Dominion, of course, is a huge political contributor. According to the Virginia Public Access Project, Dominion and Dominion Resources combined are the No. 1 corporate donors in this state. They gave about $1,042,580 this year. The No. 3 corporate donor is Alpha Natural Resources, a major coal company based in Bristol that gave $218,874.

Conservative commentators regularly pin the EPA’s flexible but stricter rules on a so-called “War on Coal” led by President Barack Obama. Yet, Virginia is a small coal producer compared to West Virginia, which is presumably ground zero in the fight against the Black Diamonds. So, how come West Virginia, the No. 2 coal state, has mandatory renewable standards and leads the pack in renewable energy?

The answer is that West Virginia’ leadership knows that its coal days are numbered and this started long before Obama came to power. The Mountain state has plenty of, well, mountains that can be great foundations for wind. So, too, does Virginia – the exact same mountain ranges in fact. But that doesn’t seem to matter. One noted right-winger blogged about the supposed “War on Coal” and then tried to preempt responses that broadened the reasons for coal’s demise:

“No lectures about the coal industry, please. I understand that the current woes of the coal industry stem in large measure from coal’s loss of competitiveness to natural gas as a fuel and to cyclical movements in the market for metallurgical coal (used by the steel industry). However, the Appalachian coal industry still produces a lot of steam coal for power plants, and the EPA rules would destroy much of that market. Clearly, the EPA rules, which are not yet in effect, have not yet destroyed a single coal-mining job. Come back to me in 2020 and it will be a very different story.”
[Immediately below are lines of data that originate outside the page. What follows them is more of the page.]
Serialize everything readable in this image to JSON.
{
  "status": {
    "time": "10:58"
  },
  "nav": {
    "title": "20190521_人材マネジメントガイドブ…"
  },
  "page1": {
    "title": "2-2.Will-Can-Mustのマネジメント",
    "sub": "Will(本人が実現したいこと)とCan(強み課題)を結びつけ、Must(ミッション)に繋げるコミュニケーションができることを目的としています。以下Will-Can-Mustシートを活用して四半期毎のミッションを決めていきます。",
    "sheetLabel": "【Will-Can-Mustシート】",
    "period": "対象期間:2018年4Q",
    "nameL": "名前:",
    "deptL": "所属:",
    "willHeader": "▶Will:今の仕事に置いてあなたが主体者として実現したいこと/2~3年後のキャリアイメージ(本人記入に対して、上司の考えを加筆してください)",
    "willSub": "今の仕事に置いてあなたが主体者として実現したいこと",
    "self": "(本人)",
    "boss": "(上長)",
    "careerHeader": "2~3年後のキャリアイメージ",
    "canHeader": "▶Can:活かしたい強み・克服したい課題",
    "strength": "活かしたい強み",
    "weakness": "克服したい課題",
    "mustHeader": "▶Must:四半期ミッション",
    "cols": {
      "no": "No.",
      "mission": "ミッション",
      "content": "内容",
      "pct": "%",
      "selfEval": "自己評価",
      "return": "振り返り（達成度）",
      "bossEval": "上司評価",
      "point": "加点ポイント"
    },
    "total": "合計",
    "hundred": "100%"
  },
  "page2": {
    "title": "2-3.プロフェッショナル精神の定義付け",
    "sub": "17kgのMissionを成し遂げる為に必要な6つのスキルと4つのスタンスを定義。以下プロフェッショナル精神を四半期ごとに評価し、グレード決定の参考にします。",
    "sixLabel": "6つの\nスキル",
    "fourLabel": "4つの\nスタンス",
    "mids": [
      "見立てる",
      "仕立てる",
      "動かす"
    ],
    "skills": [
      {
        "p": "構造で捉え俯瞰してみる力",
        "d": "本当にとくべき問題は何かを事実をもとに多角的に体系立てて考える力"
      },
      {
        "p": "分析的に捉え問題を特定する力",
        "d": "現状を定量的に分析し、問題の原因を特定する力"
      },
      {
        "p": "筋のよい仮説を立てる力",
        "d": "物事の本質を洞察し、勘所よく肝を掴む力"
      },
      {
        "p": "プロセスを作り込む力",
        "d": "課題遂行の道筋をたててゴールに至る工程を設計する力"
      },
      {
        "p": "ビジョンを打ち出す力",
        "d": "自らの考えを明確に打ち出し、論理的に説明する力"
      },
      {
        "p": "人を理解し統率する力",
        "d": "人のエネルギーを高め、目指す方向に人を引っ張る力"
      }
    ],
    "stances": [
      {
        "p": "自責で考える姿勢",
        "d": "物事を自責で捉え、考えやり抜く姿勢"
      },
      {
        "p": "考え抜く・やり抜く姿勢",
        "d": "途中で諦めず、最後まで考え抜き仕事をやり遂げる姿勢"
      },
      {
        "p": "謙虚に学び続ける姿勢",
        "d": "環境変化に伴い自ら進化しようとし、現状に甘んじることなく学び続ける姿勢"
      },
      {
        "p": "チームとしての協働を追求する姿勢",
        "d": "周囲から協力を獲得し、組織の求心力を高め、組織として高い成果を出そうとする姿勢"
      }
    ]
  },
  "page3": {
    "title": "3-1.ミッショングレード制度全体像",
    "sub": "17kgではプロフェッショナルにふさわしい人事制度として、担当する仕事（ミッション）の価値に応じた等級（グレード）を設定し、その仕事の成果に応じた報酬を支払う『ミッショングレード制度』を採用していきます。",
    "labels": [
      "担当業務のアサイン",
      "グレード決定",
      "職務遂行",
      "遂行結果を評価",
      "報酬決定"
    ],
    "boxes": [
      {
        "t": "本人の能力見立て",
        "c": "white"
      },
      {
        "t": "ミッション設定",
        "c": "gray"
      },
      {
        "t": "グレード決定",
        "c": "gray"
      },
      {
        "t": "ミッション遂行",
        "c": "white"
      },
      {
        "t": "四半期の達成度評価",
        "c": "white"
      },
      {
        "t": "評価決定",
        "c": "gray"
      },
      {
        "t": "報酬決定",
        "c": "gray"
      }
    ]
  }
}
Today’s New York Times has a story about political races in West Virginia where coal and Obama are naturally issues. The story contains this revealing passage:

“The coal industry’s long decline is economically complex. When Alpha Natural Resources, one of West Virginia’s largest coal operators, warned 1,100 employees of potential layoffs in July, it blamed a worldwide glut of coal, competition from cheaper natural gas, and lower-cost coal from western basis – as well as Environmental Protection Agency regulations.

“But in the charged political arena, complexities fade and both sides identify a sole culprit for the industry’s struggles: the administration’s anti-coal regulations.”

So there you have it. In Virginia, rules are set up to prevent renewables from being established while political types and their conservative blogger handmaidens beat the drum against the EPA and Obama.